Bruxelles, le 16 mai 2021
Chère/Cher …,
Je ne sais pas à qui j’écris cette lettre, je ne sais pas non plus qui va la lire. Nostalgique d’une époque que je n’ai jamais connue, et que je ne voudrais jamais connaître réellement d’ailleurs, j’ai eu envie d’écrire une lettre.
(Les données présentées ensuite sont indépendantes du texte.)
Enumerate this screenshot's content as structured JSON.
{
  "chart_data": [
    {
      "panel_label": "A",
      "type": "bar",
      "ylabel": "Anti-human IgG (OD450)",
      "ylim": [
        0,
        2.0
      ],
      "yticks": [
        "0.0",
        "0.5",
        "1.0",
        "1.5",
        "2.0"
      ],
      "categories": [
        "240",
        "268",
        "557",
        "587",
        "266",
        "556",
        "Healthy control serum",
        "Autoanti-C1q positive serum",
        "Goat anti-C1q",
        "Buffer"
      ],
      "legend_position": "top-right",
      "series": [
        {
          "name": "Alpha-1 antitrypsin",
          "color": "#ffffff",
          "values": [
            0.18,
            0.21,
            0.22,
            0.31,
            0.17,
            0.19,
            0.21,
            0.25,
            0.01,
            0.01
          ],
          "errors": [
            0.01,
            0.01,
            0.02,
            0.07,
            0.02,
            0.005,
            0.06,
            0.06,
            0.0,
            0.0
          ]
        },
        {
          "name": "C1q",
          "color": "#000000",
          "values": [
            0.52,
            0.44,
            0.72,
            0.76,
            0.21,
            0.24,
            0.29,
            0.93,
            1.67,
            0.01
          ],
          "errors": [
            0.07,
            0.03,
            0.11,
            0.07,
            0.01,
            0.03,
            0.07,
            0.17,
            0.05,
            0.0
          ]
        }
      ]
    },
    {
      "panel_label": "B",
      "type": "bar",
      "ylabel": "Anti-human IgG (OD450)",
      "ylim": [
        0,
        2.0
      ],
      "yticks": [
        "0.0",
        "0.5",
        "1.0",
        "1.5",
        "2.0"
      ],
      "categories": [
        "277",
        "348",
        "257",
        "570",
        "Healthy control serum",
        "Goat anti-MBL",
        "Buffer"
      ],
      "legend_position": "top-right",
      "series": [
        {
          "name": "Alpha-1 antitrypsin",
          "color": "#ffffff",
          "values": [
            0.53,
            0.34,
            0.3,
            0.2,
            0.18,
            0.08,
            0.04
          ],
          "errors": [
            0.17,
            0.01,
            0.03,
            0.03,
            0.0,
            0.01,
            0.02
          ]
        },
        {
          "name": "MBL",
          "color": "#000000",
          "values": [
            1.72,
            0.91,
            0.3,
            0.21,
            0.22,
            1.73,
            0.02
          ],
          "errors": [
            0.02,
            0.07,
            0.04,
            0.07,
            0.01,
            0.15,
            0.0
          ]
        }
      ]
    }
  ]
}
Par ailleurs, je ne l’ai pas écrite sur un papier, je n’ai pas trempé ma plume dans un encrier, je n’ai pas attendu que l’encre sèche… Il m’arrive encore d’utiliser un papier et un stylo, juste pour noter quelques mots. J’aime bien sentir le stylo glisser sur le papier, laisser une trace, écrire le passé pour le futur. N’est-ce pas parce que nous avons une trace du passé que nous pouvons être nostalgique ?
Avant de répondre à notre question, nous devons d’abord nous entendre sur la définition. Wikipédia définit la nostalgie comme suit : « (…) un sentiment de regret des temps passés ou de lieux disparus ou devenus lointains, auxquels on associe des sensations agréables, souvent a posteriori ».
Le « regret » sous-entend déjà que c’est un événement ou une action qui a déjà eu lieu ou non dans le passé. Cependant, pour qu’il y ait nostalgie, l’événement doit obligatoirement avoir lieu. Nous ne pouvons donc pas être nostalgique de ce qui n’a pas été fait ou qui n’a pas existé. Selon cette définition encore, la nostalgie est une envie de retrouver un événement qui a déjà eu lieu et qui nous semble agréable, plaisant. La nostalgie est donc un manque à remplir. La définition ne nous dit pas que nous devons avoir vécu ces moments nous-mêmes mais qu’ils doivent être passés et associés à une sensation agréable.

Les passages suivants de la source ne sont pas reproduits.